GRÜNE WOLLEN ÖKO-ANBAU DURCH ÜBERZEUGUNGSARBEIT FÖRDERN: Freunde des Marktes
Mahlzeit! Zur Halbzeit dieser Legislaturperiode haben die Grünen ein Thema neu entdeckt: den Öko-Landbau. Bis 2005 soll dieser seine Anbaufläche vervierfachen und damit zehn Prozent der Ackerfläche in Deutschland einnehmen. Dafür gibt es künftig einen Aktionsplan, einen Beirat, einen Förderpreis, ein neues Forschungsinstitut und eine Kampagne für ein weithin unbekanntes Ökosiegel.
So ehrenwert und topgrün Absicht und Thema sind – das ist keine Herausforderung mehr, das ist Überforderung. Bisher sind weder Aktionsplan, noch Beirat, noch Kampagne vorhanden; Zeitpläne und Budget sind kaum definiert. Zudem wollen die Grünen nun auf einem Marktsegment agieren, das durch unterschiedlichste Interessen geprägt ist: Da ist der Handel, der meist lustlos Regale mit beliebigen Öko-Produkten füllt und das einheitliche Ökologische Prüfzeichen (ÖPZ) ignoriert; da sind die Konsumenten, die oft als Aldiisten nach Schnäppchen gieren, die (Öko-)Landwirte, die über die Kosten stöhnen, und ein Landwirtschaftsminister, der Vollwertkost für kaum genießbar hält. In den Vorzimmern der grünen AgrarpolitikerInnen tummeln sich die deutsche Pestizidindustrie, die Gentechniker, die Welthandelorganisation und die konventionellen Bauern, alle mit der festen Absicht, dem geschäftsschädigenden Ökolandbau bloß keine Chance zu geben.

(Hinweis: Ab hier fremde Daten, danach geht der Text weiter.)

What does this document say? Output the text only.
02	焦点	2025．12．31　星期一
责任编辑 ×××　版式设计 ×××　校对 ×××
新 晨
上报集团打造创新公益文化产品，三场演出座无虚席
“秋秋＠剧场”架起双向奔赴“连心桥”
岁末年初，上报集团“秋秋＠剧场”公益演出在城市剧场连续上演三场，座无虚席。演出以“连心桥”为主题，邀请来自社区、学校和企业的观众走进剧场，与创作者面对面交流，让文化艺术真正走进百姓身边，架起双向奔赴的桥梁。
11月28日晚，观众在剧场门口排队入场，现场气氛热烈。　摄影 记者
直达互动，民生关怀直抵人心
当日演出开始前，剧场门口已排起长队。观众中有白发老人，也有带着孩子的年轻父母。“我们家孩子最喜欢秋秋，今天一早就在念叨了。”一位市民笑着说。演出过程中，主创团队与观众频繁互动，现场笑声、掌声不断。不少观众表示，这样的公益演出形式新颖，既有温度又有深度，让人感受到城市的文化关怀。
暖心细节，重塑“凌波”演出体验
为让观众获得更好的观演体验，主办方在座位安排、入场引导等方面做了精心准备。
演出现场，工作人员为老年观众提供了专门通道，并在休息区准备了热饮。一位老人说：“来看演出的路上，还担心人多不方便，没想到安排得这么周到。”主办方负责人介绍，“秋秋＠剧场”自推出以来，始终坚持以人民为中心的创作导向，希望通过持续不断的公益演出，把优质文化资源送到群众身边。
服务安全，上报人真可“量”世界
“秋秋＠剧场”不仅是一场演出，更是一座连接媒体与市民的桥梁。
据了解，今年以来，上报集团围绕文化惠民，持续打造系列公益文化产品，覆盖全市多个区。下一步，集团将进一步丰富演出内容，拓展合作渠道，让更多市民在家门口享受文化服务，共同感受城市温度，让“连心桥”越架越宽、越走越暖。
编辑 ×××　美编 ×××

Trotz dieses geballten Widerstands setzen die Grünen auf Freiwilligkeit. Sie wollen überzeugen, nicht erzwingen, und wenden sich gegen massive Markteingriffe wie etwa die gezielte Besteuerung von Pestiziden. Ein seltsames Argument angesichts eines Marktes, der wie kein anderer bereits durch Subventionen und Preiskämpfe verzerrt ist und der Bauer für Bauer in den Konkurs zwingt. Ein Aktionsplan zur Verbraucheraufklärung reicht nicht. Wenn der letzte deutsche Bauer aufgegeben hat, wird es zum Umlenken zu spät sein.